Mutation analysis and the myophosphorylase activity assay are used to confirm the diagnosis of GSD-V; however, molecular analysis is more important and more commonly used because muscle biopsy is needed for the enzyme activity assay. At last count in February 2013, 131 different mutations have been reported in the human gene mutation database (http://www.hgmd.org). Genotype has not been correlated with the severity of clinical phenotype in previous studies (17, 18). However, there has been a higher incidence of some genotypes in specific ethnic groups; for example, p.R50X and p.G205S in the white population, p.F710del in the Japanese population, and p.W798R in the Spanish population (13).
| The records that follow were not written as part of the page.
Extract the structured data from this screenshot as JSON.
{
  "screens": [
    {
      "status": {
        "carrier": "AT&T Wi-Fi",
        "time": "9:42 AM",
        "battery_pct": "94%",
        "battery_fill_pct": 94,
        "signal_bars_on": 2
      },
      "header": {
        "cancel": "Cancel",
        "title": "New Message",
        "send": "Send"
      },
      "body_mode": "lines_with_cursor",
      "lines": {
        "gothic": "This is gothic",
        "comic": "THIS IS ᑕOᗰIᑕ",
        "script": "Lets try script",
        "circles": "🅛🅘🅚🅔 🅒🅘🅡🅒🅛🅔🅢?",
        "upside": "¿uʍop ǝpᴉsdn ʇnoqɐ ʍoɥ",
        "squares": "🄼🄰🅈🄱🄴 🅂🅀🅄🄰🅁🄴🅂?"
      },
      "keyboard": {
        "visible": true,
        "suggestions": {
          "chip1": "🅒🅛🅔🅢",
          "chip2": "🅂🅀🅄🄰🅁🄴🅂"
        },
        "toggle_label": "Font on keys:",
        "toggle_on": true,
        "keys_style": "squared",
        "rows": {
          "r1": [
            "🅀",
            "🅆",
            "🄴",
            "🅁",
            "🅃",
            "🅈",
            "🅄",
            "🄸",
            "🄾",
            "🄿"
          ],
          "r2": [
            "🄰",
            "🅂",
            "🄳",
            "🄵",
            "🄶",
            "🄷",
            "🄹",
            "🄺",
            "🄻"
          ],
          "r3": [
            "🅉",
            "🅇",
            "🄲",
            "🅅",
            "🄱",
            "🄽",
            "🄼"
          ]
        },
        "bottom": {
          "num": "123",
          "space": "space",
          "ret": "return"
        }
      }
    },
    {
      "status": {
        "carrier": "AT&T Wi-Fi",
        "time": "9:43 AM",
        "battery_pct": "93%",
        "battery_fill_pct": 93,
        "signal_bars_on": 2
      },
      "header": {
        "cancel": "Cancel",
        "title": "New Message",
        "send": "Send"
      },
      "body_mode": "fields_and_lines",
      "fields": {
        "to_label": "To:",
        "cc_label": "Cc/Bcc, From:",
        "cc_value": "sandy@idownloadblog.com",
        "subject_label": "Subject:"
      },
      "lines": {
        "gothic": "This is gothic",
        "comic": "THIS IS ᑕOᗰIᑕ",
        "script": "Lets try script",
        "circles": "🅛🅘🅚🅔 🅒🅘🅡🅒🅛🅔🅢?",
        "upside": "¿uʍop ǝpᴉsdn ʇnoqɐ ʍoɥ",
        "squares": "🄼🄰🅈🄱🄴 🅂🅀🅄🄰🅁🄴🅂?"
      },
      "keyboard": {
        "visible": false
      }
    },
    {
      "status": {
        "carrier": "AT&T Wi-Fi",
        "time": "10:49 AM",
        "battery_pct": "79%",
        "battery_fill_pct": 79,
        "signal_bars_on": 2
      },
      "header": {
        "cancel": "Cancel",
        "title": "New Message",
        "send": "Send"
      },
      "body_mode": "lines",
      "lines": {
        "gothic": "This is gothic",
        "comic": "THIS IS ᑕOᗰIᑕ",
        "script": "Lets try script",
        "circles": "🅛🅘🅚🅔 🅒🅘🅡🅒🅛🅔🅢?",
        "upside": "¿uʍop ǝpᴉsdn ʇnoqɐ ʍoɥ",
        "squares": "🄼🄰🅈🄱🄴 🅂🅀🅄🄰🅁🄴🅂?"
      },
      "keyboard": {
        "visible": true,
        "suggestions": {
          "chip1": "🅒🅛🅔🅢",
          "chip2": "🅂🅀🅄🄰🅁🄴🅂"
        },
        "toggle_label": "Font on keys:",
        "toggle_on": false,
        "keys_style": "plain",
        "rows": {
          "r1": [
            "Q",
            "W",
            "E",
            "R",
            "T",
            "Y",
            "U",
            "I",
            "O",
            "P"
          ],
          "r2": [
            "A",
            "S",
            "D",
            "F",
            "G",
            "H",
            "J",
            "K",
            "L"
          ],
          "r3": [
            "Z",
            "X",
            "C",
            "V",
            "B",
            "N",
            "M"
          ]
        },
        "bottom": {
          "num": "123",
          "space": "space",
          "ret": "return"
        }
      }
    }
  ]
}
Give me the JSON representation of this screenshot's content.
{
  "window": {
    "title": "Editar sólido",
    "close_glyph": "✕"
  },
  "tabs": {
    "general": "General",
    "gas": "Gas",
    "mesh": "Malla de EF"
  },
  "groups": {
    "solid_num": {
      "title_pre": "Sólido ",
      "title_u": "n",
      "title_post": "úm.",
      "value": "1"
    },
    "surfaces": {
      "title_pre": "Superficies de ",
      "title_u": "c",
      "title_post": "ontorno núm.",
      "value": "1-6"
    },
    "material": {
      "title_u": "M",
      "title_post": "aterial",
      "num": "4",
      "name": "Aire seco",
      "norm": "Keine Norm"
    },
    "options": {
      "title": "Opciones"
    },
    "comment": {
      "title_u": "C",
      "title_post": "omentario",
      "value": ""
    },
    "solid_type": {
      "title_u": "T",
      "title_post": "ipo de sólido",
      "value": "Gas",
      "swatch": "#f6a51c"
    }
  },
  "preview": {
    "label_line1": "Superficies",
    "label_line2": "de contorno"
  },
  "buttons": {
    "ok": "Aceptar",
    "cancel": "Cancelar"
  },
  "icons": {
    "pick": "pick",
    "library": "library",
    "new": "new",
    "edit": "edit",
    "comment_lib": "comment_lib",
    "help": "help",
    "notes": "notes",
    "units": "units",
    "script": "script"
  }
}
Likewise, two mutations in our patient have previously been reported in Japan, a neighboring country of Korea (6). In particular, the p.F710del mutation has been identified in 73% of Japanese patients (19).

In conclusion, we identified a compound heterozygous mutation of the PYGM in a Korean patient with typical clinical and laboratory findings. We recognize that detailed clinical and laboratory analysis is only the first step in the diagnosis of disease, especially GSD-V.